From the very start, "The Lion King" captivates, the proverbial for-kids-of-all-ages show. Director Julie Taymor's dazzling backgrounds of the African savannah translate beautifully from the source material - Disney's animated feature film - and the costumes of various animals are breathtaking in their resourcefulness and versatility. Particularly amazing are the two giraffes and one panther, their movements brilliantly evocative of their wild cousins.

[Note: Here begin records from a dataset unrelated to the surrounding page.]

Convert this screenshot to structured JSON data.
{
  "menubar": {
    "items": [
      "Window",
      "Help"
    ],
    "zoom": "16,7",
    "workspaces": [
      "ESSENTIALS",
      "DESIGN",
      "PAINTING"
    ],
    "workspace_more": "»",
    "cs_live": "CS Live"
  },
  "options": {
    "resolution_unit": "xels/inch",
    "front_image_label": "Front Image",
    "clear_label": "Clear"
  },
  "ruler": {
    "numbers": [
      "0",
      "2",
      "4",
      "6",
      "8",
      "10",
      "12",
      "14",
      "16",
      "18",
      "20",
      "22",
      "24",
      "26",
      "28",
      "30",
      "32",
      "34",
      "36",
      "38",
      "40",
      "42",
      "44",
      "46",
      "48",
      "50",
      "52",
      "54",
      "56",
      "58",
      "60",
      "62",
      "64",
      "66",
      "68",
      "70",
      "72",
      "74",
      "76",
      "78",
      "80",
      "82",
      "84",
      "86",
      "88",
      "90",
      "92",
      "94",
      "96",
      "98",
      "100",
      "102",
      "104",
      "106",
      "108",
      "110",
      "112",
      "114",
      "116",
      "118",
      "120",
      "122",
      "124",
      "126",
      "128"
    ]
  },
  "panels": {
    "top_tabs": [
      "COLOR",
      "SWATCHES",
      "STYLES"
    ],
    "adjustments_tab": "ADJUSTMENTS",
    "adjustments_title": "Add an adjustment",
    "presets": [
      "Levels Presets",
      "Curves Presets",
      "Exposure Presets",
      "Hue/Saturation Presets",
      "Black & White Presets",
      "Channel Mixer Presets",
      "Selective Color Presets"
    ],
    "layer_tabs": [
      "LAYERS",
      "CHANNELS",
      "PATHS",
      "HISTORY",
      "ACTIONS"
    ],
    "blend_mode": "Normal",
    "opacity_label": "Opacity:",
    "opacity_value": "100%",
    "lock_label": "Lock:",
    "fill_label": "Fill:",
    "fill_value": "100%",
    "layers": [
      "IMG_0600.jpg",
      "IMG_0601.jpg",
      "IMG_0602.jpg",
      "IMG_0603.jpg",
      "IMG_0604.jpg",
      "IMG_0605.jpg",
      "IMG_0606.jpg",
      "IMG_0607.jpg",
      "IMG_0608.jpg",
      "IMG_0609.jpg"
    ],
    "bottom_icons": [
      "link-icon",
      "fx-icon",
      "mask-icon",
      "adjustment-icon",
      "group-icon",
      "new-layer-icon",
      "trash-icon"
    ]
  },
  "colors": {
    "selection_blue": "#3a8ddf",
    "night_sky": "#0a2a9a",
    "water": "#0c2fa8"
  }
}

All of the show's characters are animals, and it is this blend of animal and human that artfully utilizes the audience's suspension of disbelief and is the show's chief delight. Particularly able was Timothy Carter, who played the antagonist Scar, brilliantly moving back and forth between using his human face and smoothly lowering the animal mask that rested above his face when his character grew particularly threatening. Rarely has an animated film character been brought to the live stage with movements so precisely intact.
Other wonderful visuals were the incorporation of Indonesian wayang kulit shadow puppetry, which gave the stage a mysterious ambience at points, and the brilliant use of a line of lithe, muscular male dancers dressed with headpieces and skirts that mimicked savanah grasses.
Designed to dazzle, the show is less interesting for its timeless fairy tale story, which seemed a bit shopworn. Part classic hero's journey, part Shakespearean tragedy, "The Lion King" is all Disney, with heartwarming lessons for everyone. When the visuals and music start to feel repetitive in the second act - this is a long show - the predictability of the plot becomes painfully apparent.
But along the way, there are a number of moments - nearly all of them comic - that enliven the show, especially those delivered by the comic relief of three hyenas and a bird, Zazu (an energetic Tony Freeman), who get off some of the show's best one-liners. There is also some creative breaking of the "fourth wall" ("This wasn't in the cartoon!" remarked one character to the audience.)
Also diverting was a number sung by Rafiki (Shelloane A. Nkhela) in what sounded to be the kung! language of southern Africa, surely the first (and only) time those familiar-yet-alien tongue clicks and gutteral stops have worked their way into a Broadway musical.
Less interesting were the songs of Elton John and Tim Rice, which tended to the prototypical Disney movie "power ballad" and lack the elasticity and invention of the best Broadway show tunes. When they're not power ballads, the songs devolve into post-Peter Gabriel quasi-Africana pop, enjoyable enough but hardly compelling. One exception: The resurrection of the old folk tune "Wimoweh (The Lion Sleeps Tonight)," which was as enjoyable as it was predictable.
The positioning of a black-clad percussionist on either side of the stage, the only visible members of the pit orchestra, was encouraging at first, but neither percussionist did much of interest, particularly considering how prominently they were positioned. Together, they seemed to be doing the work of one musician, and doing it with the energy of half. On the one hand, this is understandable; pit orchestras are about the overall sound; no one is meant to stand out. And above all, such ensembles concerned with doing things deliberately and in perfect time, to sync with the stage show.
But in a show about animals, Africa and adventure, just a bit of fire in the percussion would have been welcome. Two percussionists with one eye on the time clock did not serve the show visually, energetically or musically.
In the end, the entire show felt to this viewer like an event that has perhaps lived its life as fully as it is likely to. But there is clearly still an audience for the show, which remains a visual treat, a landmark of theatrical design and nearly impossible to dislike. The near-capacity crowd leapt to its feet at the show's end, giving the show Sacramento's traditional standing ovation. The show will play at the Community Center Theatre through June 28. Tickets are available at www.broadwaysacramento.com.